For more of today’s top cartoons, visit the Cartoons archive.


A Good ‘First Step’ Toward Needed Prison Reform

Michael Swartz

Three decades ago, crime in America was on the rise and the public was scared — and when John Q. Public is scared, often the first thing that’s said is, “There oughta be a law.” What followed was a “three strikes” law for habitual offenders and mandatory minimum sentencing for certain crimes. These changes helped lower crime levels appreciably, but there was a human toll to this hardline approach, too. People may shake their head in disbelief at a statistic we’ve pointed out, but because of drug-related convictions, our nation, which is home to just 4% of the world’s people, also hosts 25% of its imprisoned population. Not China, not Russia, but the Land of the Free, the U.S. of A.

It’s an issue where thoughtful conservatives have long favored necessary reforms, but one that our previous president addressed by, for example, using his pen and his phone to commute the prison terms of 46 drug offenders. Unfortunately, Barack Obama’s proposals muddied the waters by pulling in unrelated issues such as pre-K schooling and the restoration of voting rights for felons.
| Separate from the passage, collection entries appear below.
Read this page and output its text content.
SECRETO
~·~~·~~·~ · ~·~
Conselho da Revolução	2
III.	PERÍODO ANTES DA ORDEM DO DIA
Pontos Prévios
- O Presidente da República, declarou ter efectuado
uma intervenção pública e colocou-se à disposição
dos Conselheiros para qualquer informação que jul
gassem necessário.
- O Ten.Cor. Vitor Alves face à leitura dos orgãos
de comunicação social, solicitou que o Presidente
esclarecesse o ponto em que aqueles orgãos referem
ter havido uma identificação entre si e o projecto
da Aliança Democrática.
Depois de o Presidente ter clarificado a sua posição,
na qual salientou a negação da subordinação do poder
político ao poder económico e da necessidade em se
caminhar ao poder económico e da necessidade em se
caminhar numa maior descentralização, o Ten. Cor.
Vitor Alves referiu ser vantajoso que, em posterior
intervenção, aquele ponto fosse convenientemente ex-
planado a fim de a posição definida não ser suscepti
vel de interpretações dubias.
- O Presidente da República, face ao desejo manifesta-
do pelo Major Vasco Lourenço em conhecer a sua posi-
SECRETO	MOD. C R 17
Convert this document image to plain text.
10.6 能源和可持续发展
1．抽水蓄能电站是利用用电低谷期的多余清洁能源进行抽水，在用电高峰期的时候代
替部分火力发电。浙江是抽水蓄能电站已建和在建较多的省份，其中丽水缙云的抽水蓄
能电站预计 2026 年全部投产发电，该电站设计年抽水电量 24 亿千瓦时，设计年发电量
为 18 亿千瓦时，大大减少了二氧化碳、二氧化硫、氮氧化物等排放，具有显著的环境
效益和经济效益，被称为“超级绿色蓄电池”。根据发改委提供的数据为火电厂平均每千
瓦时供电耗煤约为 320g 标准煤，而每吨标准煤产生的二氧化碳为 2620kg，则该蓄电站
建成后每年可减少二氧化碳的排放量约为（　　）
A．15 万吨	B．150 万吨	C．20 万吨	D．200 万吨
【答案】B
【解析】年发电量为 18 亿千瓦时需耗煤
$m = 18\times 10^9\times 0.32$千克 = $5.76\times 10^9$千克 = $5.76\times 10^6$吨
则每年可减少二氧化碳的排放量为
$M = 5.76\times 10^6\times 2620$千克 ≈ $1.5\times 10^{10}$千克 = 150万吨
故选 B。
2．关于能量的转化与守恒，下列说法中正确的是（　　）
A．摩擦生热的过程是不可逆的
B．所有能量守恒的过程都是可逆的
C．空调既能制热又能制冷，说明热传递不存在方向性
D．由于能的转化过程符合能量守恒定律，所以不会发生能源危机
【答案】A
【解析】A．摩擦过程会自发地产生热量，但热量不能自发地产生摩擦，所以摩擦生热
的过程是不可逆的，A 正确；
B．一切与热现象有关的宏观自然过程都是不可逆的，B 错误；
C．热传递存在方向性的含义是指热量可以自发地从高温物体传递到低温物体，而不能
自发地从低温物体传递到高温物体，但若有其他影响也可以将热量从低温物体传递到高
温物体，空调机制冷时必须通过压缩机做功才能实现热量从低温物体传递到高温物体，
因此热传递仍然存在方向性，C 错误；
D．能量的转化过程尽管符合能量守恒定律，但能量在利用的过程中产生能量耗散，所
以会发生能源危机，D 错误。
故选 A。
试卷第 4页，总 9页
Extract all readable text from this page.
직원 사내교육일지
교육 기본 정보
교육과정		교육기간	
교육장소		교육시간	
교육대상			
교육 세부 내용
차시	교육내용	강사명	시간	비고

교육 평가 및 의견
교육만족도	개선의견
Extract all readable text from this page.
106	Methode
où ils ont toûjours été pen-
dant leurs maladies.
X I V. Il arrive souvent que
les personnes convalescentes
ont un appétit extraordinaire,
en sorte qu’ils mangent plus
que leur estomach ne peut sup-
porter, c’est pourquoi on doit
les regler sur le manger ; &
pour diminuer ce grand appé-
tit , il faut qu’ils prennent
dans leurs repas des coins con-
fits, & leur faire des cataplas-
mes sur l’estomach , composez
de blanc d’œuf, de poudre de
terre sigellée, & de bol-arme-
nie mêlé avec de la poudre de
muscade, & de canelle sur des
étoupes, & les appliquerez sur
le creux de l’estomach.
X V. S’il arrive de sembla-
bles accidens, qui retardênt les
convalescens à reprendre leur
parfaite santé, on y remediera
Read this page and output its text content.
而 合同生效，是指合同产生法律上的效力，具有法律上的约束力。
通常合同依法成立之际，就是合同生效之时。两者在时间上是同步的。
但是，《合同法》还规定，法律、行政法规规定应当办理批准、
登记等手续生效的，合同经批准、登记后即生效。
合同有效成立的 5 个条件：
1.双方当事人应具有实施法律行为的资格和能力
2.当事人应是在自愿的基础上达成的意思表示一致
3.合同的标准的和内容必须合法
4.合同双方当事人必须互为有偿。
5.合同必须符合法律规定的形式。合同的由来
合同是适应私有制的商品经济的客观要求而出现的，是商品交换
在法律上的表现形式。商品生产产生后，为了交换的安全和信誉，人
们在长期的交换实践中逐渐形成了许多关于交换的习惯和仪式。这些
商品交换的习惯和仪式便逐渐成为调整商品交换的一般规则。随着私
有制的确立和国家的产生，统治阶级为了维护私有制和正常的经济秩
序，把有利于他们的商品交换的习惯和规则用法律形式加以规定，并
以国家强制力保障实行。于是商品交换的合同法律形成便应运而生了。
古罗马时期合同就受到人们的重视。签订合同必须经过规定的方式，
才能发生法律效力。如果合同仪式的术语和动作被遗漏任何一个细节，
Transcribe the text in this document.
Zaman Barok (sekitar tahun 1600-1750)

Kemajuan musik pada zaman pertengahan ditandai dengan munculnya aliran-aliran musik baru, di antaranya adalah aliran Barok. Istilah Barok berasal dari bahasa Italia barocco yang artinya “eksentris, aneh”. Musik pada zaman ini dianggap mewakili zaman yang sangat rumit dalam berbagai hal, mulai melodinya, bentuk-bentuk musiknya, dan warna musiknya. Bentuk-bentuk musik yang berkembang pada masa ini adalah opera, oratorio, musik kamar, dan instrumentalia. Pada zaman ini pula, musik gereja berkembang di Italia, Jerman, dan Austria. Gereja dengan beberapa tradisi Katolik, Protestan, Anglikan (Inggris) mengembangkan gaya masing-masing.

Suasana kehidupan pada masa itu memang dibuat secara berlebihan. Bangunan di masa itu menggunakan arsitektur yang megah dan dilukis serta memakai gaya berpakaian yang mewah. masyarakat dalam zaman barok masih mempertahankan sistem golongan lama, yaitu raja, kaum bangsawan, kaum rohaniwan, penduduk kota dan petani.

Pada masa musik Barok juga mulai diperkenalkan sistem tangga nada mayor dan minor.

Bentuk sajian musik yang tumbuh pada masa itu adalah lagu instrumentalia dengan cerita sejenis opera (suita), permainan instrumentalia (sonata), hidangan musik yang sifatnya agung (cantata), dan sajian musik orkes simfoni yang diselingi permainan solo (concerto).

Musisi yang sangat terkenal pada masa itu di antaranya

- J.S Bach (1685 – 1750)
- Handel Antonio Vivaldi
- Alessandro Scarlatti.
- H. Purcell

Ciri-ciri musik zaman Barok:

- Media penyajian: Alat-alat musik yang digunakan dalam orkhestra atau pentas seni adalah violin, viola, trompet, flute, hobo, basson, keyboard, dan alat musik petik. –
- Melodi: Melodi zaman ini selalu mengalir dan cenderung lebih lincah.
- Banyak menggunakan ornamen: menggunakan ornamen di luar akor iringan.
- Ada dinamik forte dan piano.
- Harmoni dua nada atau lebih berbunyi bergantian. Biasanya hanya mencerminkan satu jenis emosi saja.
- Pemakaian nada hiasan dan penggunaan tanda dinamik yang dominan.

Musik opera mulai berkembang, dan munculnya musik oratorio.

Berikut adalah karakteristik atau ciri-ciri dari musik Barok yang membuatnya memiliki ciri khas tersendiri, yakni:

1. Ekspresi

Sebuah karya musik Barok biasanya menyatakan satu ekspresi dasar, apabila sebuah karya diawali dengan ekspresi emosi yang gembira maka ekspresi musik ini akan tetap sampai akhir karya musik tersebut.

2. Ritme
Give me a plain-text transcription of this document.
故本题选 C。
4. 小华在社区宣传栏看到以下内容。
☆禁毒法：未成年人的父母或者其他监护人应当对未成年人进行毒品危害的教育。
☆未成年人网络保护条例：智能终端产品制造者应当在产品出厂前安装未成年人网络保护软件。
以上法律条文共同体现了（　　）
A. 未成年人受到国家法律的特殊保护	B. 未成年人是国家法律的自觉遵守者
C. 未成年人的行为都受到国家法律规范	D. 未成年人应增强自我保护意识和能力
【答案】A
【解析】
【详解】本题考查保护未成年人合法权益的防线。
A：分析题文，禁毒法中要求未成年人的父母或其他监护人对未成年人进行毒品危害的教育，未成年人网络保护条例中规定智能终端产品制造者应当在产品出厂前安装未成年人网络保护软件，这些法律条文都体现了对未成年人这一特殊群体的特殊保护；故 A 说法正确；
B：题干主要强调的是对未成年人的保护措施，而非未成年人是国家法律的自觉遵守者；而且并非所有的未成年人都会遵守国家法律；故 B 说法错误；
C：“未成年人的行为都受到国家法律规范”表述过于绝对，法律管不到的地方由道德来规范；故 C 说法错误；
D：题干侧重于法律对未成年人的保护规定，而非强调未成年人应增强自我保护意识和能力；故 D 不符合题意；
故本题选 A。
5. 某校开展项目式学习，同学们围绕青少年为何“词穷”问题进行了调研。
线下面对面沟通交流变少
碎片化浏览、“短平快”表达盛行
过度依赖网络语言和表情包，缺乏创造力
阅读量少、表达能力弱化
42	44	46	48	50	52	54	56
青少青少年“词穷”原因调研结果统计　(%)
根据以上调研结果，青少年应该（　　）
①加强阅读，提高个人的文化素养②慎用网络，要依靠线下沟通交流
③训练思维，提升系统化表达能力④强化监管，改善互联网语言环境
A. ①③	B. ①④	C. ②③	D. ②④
But thanks to a softening of public perception on crime, these reforms aren’t the “third rail” they once were. A simpler approach to prison reform, such as that advocated in a 2016 report by the Charles Colson Task Force on Federal Corrections, focuses more on rehabilitation and incentives to reduce a prison sentence through cooperative and contrite actions. But it must be combined with sentencing reform, lest the effects of good behavior be thwarted because a federal judge is forced to restore a draconian sentence, such as the Matthew Charles case we documented earlier this year.

In a bitter irony, it was about the time Matthew Charles was re-sentenced that the House passed the First Step Act by a bipartisan 360-59 vote. But as Reason’s C.J. Ciaramella wrote at the time, the bill was only half a loaf: “Sen. Chuck Grassley (R-Iowa), the chair of the Senate Judiciary Committee and the Republican point man on criminal justice reform, [said] the bill is dead in the water unless it includes major reforms to federal sentencing law as well.”

Fortunately, the Senate had a complementary sentencing reform bill already in the process, and over the interceding few months a deal was reached that includes these sentencing reforms in First Step. This revised proposal is a bill that President Donald Trump has already vowed to sign, and in the waning days of the 114th Congress he’s called on First Step to become a priority item. “So far, seven major police organizations, more than 2,700 faith and evangelical leaders, and hundreds of conservative organizations and leaders support this legislation,” said the White House in a press release.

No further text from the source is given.